Par ailleurs, il est rappelé que le port du masque s’impose, sauf dispositions particulières prévues par le décret n° 2020-860 du 10 juillet modifié, dans les lieux recevant du public suivants :

  • Salles d’audition, de conférence, de réunion, de spectacle ou à usage multiple, y compris les salles de spectacle et les cinémas ;
  • Restaurants et débits de boissons ;
  • Hôtels et pensions de famille ;
  • Salles de jeux ;
  • Établissements d’éveil, d’enseignement, de formation, centres de vacances, centres de loisirs sans hébergement ;
  • Bibliothèques, centres de documentation ;
  • Établissements de culte ;
  • Établissements sportifs couverts ;
  • Musées ;
  • Établissements de plein air ;
  • Chapiteaux, tentes et structures ;
  • Hôtels-restaurants d’altitude ;
  • Établissements flottants ;
  • Refuges de montagne ;
  • Gares routières et maritimes ainsi que les aéroports ;
  • Magasins de vente, centres commerciaux ;
  • Administrations et banques ;
  • Les marchés couverts

 

Les visières

Les visières ne sont pas une alternative au port du masque. Dans les situations où des alternatives au port du masque sont possibles, l’utilisation des visières ne peut être la seule mesure de prévention.

Néanmoins, elles sont un moyen supplémentaire de protection du visage et des yeux face aux virus transmis par les gouttelettes, en complément du port de masque, et en situation régulière de proximité avec plusieurs personnes, lorsqu’un dispositif de séparation n’est pas possible. La visière doit être nettoyée avec un produit actif sur le virus SARS-CoV-2 – plusieurs fois par jour et notamment après chaque utilisation.

 

Les gants et autres EPI :

Les autres EPI (gants, lunettes, surblouses, charlottes…) obéissent aux mêmes règles d’utilisation que les masques : ils doivent être utilisés en cas d’impossibilité de mettre en œuvre de façon permanente les gestes barrières, d’utilisation des équipements de protection collective ou lorsque l’activité le nécessite (par exemple en cas de risque de contamination des vêtements au contact de surfaces potentiellement contaminées).

Toutefois, dans la plupart des situations de travail en entreprise, les mesures d’hygiène (hygiène des mains, etc.) sont suffisantes. Dans le cadre de la pandémie de Covid-19, le ministère des solidarités et de la santé recommande, en population générale, d’éviter de porter des gants car ils donnent un faux sentiment de protection. Les gants deviennent eux-mêmes des vecteurs de transmission, le risque de porter les mains au visage est le même que sans gant, le risque de contamination est donc équivalent voire supérieur.

En cas de port de gants, il faut alors impérativement respecter les mesures suivantes :

  • Ne pas porter les mains gantées au visage,
  • Ôter les gants en faisant attention de ne pas toucher sa peau avec la partie extérieure du gant,
  • Jeter ses gants dans une poubelle après chaque utilisation,
  • Se laver les mains ou réaliser une friction hydroalcoolique après avoir ôté ses gants.

 

Personnels à risque

Les travailleurs à risques de forme grave de Covid-19 doivent faire l’objet d’attentions particulières : le télétravail est une solution à privilégier lorsque cela est possible.
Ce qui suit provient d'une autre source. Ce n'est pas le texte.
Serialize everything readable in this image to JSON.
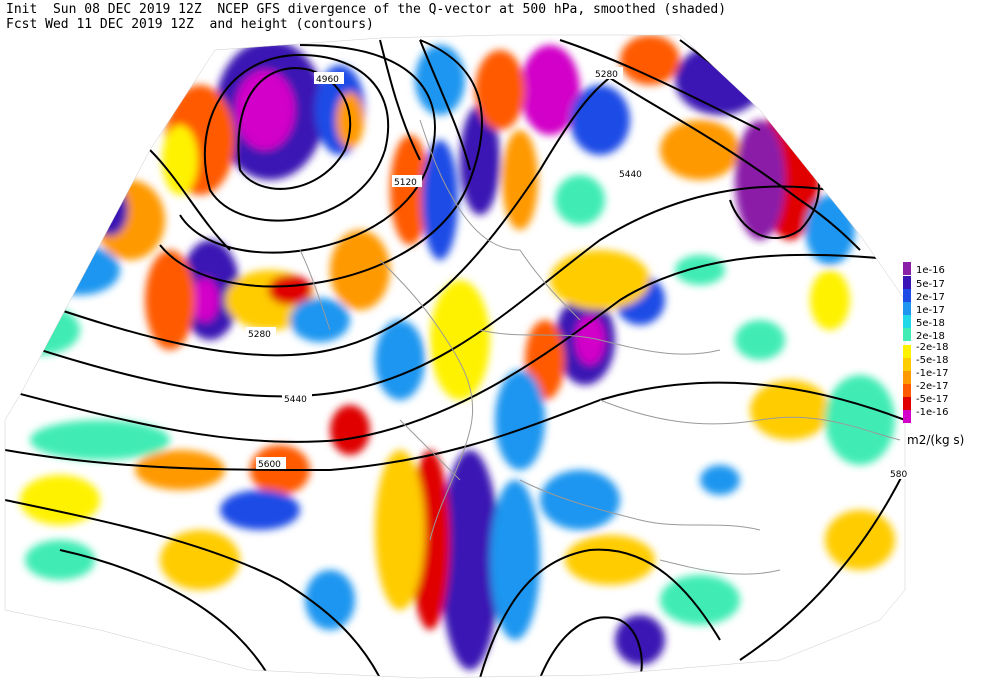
{
  "header": {
    "line1": "Init  Sun 08 DEC 2019 12Z  NCEP GFS divergence of the Q-vector at 500 hPa, smoothed (shaded)",
    "line2": "Fcst Wed 11 DEC 2019 12Z  and height (contours)"
  },
  "colorbar": {
    "units": "m2/(kg s)",
    "entries": [
      {
        "label": "1e-16",
        "color": "#8a1fa8"
      },
      {
        "label": "5e-17",
        "color": "#3a14b4"
      },
      {
        "label": "2e-17",
        "color": "#1e4be6"
      },
      {
        "label": "1e-17",
        "color": "#1e96f0"
      },
      {
        "label": "5e-18",
        "color": "#20d8e8"
      },
      {
        "label": "2e-18",
        "color": "#40ecb4"
      },
      {
        "label": "-2e-18",
        "color": "#fff200"
      },
      {
        "label": "-5e-18",
        "color": "#ffcc00"
      },
      {
        "label": "-1e-17",
        "color": "#ff9900"
      },
      {
        "label": "-2e-17",
        "color": "#ff5a00"
      },
      {
        "label": "-5e-17",
        "color": "#e00000"
      },
      {
        "label": "-1e-16",
        "color": "#d200c8"
      }
    ]
  },
  "contour_labels": [
    "4960",
    "5120",
    "5280",
    "5440",
    "5280",
    "5440",
    "5600",
    "580"
  ]
}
Il doit être favorisé par l’employeur, sur demande de l’intéressé.

Lorsqu’il ne peut pas être accordé, il convient d’assurer des mesures de protection renforcées : mise à disposition d’un espace de travail clos et ventilé, mise à disposition d’un masque chirurgical qui devra être porté sur les lieux de travail et lors des trajets domicile-travail et en déplacement professionnel.
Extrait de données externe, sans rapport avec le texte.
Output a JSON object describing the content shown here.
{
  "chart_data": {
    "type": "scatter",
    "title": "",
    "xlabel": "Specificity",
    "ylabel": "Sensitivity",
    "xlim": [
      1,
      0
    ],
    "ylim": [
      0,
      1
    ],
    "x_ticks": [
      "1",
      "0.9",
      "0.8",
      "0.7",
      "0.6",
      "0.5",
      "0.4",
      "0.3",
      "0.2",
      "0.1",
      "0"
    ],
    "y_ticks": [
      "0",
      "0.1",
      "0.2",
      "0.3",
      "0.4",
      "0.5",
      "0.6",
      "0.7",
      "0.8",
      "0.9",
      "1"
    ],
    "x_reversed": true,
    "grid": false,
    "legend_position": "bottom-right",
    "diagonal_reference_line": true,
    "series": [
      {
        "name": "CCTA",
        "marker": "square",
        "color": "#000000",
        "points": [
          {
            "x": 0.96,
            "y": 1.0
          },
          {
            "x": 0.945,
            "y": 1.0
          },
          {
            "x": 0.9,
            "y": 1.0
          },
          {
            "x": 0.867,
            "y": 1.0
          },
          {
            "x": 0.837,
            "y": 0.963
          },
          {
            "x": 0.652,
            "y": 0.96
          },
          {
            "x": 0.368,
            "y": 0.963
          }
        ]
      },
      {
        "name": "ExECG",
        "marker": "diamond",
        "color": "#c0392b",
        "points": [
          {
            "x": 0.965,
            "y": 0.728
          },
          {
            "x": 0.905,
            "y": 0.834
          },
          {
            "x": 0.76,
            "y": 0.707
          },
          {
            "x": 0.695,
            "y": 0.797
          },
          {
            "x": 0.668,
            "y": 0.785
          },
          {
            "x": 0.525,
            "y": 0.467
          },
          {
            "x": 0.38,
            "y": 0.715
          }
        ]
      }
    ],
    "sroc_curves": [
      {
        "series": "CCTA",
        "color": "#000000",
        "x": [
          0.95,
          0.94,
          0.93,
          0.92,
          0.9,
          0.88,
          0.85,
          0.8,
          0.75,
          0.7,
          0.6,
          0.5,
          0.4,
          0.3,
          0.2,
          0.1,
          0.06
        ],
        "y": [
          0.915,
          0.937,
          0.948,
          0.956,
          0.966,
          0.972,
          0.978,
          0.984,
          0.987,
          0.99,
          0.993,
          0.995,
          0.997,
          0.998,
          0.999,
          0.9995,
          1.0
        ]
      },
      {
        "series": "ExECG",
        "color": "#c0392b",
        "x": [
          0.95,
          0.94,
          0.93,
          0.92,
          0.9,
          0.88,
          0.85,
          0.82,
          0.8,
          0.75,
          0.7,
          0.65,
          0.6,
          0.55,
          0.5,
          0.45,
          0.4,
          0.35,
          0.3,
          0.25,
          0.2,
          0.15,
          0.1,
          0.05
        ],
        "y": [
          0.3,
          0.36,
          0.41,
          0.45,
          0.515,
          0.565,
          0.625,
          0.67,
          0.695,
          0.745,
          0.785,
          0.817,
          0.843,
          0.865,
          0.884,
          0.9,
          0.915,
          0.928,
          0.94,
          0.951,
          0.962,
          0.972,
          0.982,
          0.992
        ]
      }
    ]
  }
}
Les personnes à risque de forme grave présentant des pathologies particulièrement lourdes (listées dans le décret n°2020-1098 du 29 août 2020) conserveront la faculté, si le médecin traitant l’estime nécessaire, d’être placées en activité partielle.

Le dispositif de placement en activité partielle des salariés vivant au domicile d’une personne vulnérable est en revanche arrivé à terme le 31 août 2020.